Бледнота с него сошла. Смотрит угрюмо.
— Ты, сволочь, себя с нами не равняй! — сказал зло сержант. — Хотя просто убить тебя мало.
— На кол бы посадить, — процедил Семен. — Чтоб долго сдыхал.
Першин вновь побледнел, но быстро оправился и рванул рубаху:
— На, на, стреляй, сволочь краснопузая!
— Ишь, как запел, — усмехнулся сержант, — герой-дешевка!
— Сам к немцам пошел?
— Сам. Ненавижу вас всех.
— А причина? — спросил Семен. — Мне вот очень интересно узнать, за что?
— За отца, убитого активистами в тридцатом. За братьев, умерших в голод. За все отобранное добро! За…
— Добро, говоришь⁈ — перебил сержант, бросив быстрый взгляд на Семена. — А теперь чужой кровью плату берешь, сволочь?
— Да, кровью! — выкрикнул Першин. — Вашей, краснопузой. Всех бы вешал да расстреливал. Ненавижу!

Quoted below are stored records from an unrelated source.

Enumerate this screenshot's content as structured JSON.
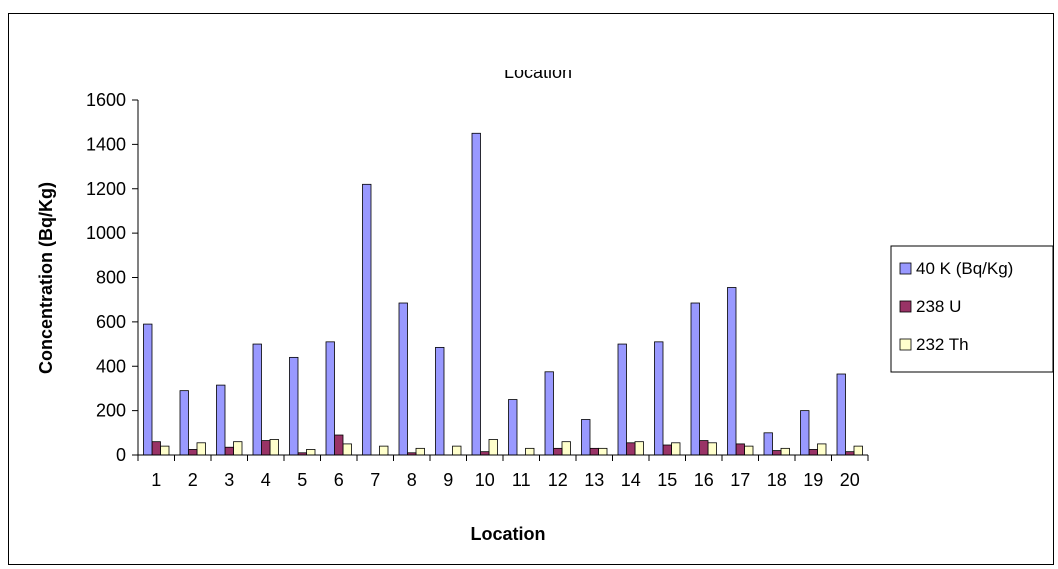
{
  "chart_data": {
    "type": "bar",
    "title": "Location",
    "xlabel": "Location",
    "ylabel": "Concentration (Bq/Kg)",
    "ylim": [
      0,
      1600
    ],
    "yticks": [
      0,
      200,
      400,
      600,
      800,
      1000,
      1200,
      1400,
      1600
    ],
    "grid": false,
    "legend_position": "right",
    "categories": [
      "1",
      "2",
      "3",
      "4",
      "5",
      "6",
      "7",
      "8",
      "9",
      "10",
      "11",
      "12",
      "13",
      "14",
      "15",
      "16",
      "17",
      "18",
      "19",
      "20"
    ],
    "series": [
      {
        "name": "40 K (Bq/Kg)",
        "color": "#9999ff",
        "values": [
          590,
          290,
          315,
          500,
          440,
          510,
          1220,
          685,
          485,
          1450,
          250,
          375,
          160,
          500,
          510,
          685,
          755,
          100,
          200,
          365
        ]
      },
      {
        "name": "238 U",
        "color": "#993366",
        "values": [
          60,
          25,
          35,
          65,
          10,
          90,
          0,
          10,
          0,
          15,
          0,
          30,
          30,
          55,
          45,
          65,
          50,
          20,
          25,
          15
        ]
      },
      {
        "name": "232 Th",
        "color": "#ffffcc",
        "values": [
          40,
          55,
          60,
          70,
          25,
          50,
          40,
          30,
          40,
          70,
          30,
          60,
          30,
          60,
          55,
          55,
          40,
          30,
          50,
          40
        ]
      }
    ]
  }
}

— Хватит! — рявкнул Семен. — Вставай.
Першин схватил стакан, и лихо отправил самогонку в рот. Одним глотком. Поставил, занюхал рукавом, начал вставать и неожиданно рванул стол вверх и от себя. Стол сбил с ног сержанта, а Семен успел отпрыгнуть к окнам. Першин надвигался на Семена. В правой руке держит нож.

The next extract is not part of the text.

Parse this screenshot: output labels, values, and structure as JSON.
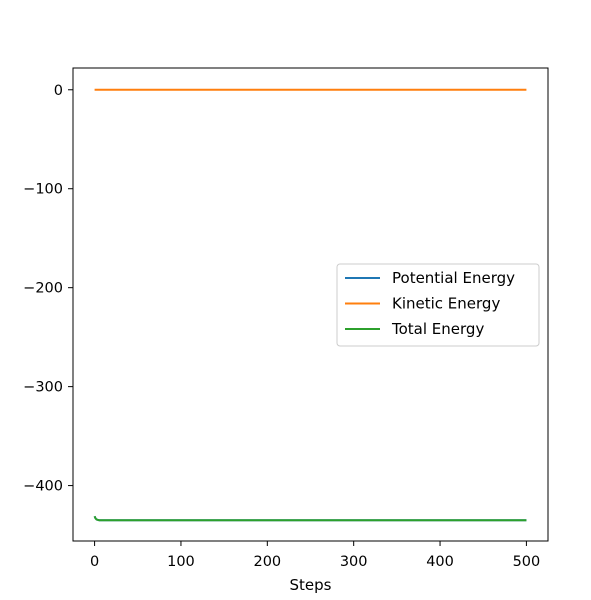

— Давай! — ощерился Семен, вынимая трофейный клинок.
Он легко уклонился от взмаха, отбив руку и проводя своим клинком по низу живота полицая. Успел обратным движением полоснуть вдоль бока и отскочить. Першин развернулся, схватился за бок, посмотрел на окровавленную пятерню, взревел, кинулся на Семена. И упал через шаг. Завыл, путаясь в выпавших потрохах.
— Ненави-и-ижу-у… суки…
Начал ползти к Семену. Бах! Это в голову ему выстрелил сержант.

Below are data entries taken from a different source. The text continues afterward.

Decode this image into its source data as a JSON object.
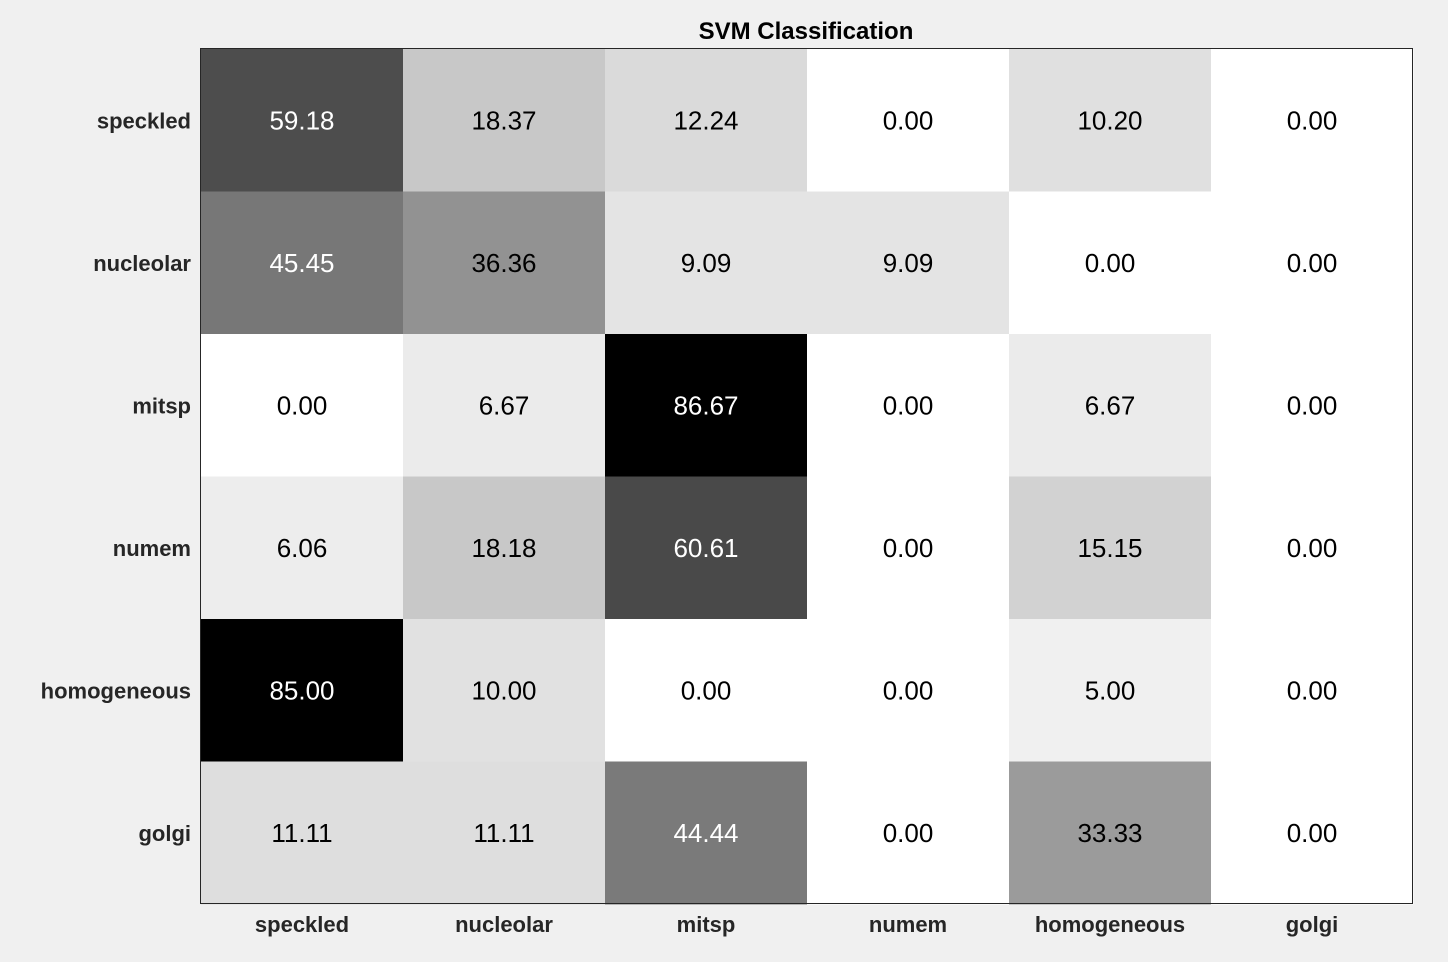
{
  "chart_data": {
    "type": "heatmap",
    "title": "SVM Classification",
    "xlabel": "",
    "ylabel": "",
    "colormap": "gray (reversed: higher value = darker)",
    "grid": false,
    "x_categories": [
      "speckled",
      "nucleolar",
      "mitsp",
      "numem",
      "homogeneous",
      "golgi"
    ],
    "y_categories": [
      "speckled",
      "nucleolar",
      "mitsp",
      "numem",
      "homogeneous",
      "golgi"
    ],
    "values": [
      [
        59.18,
        18.37,
        12.24,
        0.0,
        10.2,
        0.0
      ],
      [
        45.45,
        36.36,
        9.09,
        9.09,
        0.0,
        0.0
      ],
      [
        0.0,
        6.67,
        86.67,
        0.0,
        6.67,
        0.0
      ],
      [
        6.06,
        18.18,
        60.61,
        0.0,
        15.15,
        0.0
      ],
      [
        85.0,
        10.0,
        0.0,
        0.0,
        5.0,
        0.0
      ],
      [
        11.11,
        11.11,
        44.44,
        0.0,
        33.33,
        0.0
      ]
    ],
    "value_labels": [
      [
        "59.18",
        "18.37",
        "12.24",
        "0.00",
        "10.20",
        "0.00"
      ],
      [
        "45.45",
        "36.36",
        "9.09",
        "9.09",
        "0.00",
        "0.00"
      ],
      [
        "0.00",
        "6.67",
        "86.67",
        "0.00",
        "6.67",
        "0.00"
      ],
      [
        "6.06",
        "18.18",
        "60.61",
        "0.00",
        "15.15",
        "0.00"
      ],
      [
        "85.00",
        "10.00",
        "0.00",
        "0.00",
        "5.00",
        "0.00"
      ],
      [
        "11.11",
        "11.11",
        "44.44",
        "0.00",
        "33.33",
        "0.00"
      ]
    ],
    "colors": {
      "background": "#f0f0f0",
      "axes_border": "#262626",
      "label_dark_text": "#000000",
      "label_light_text": "#ffffff"
    }
  }
}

— Оплошал, Михайлович, — покачал головой он, — ой оплошал. Как же ты нож-то упустил?
— Нет, Савельич. Нож я намеренно оставил.
— Зачем? — изумился сержант.
— Чтоб нападение спровоцировать. Хотелось в схватке его зарезать. Да так, чтобы сдох больнее. Я ему дал шанс — забоялся бы за нож хвататься, просто пристрелил бы, а так… — Семен вздохнул, — война будет долгой, Миша. Еще успеем озвереть.
— Это выходит я оплошал, от мучений его избавив? — хмыкнул сержант. — А откуда про долгую войну знаешь?
— А ты подумай, — сказал Семен. — Сам поди видел — сколько войск к фронту идет, и где этот фронт сейчас, ты тоже знаешь. Командирскую планшетку я у тебя видел.
— Да, тут ты прав… года четыре… — тут сержант осекся и сменил тему. — Надо уходить. А ну сюда еще полицаи явятся, да с немцами.
Из хлева вывели лошадь и запрягли в телегу. На телегу полицаев сложили убитых и накрыли.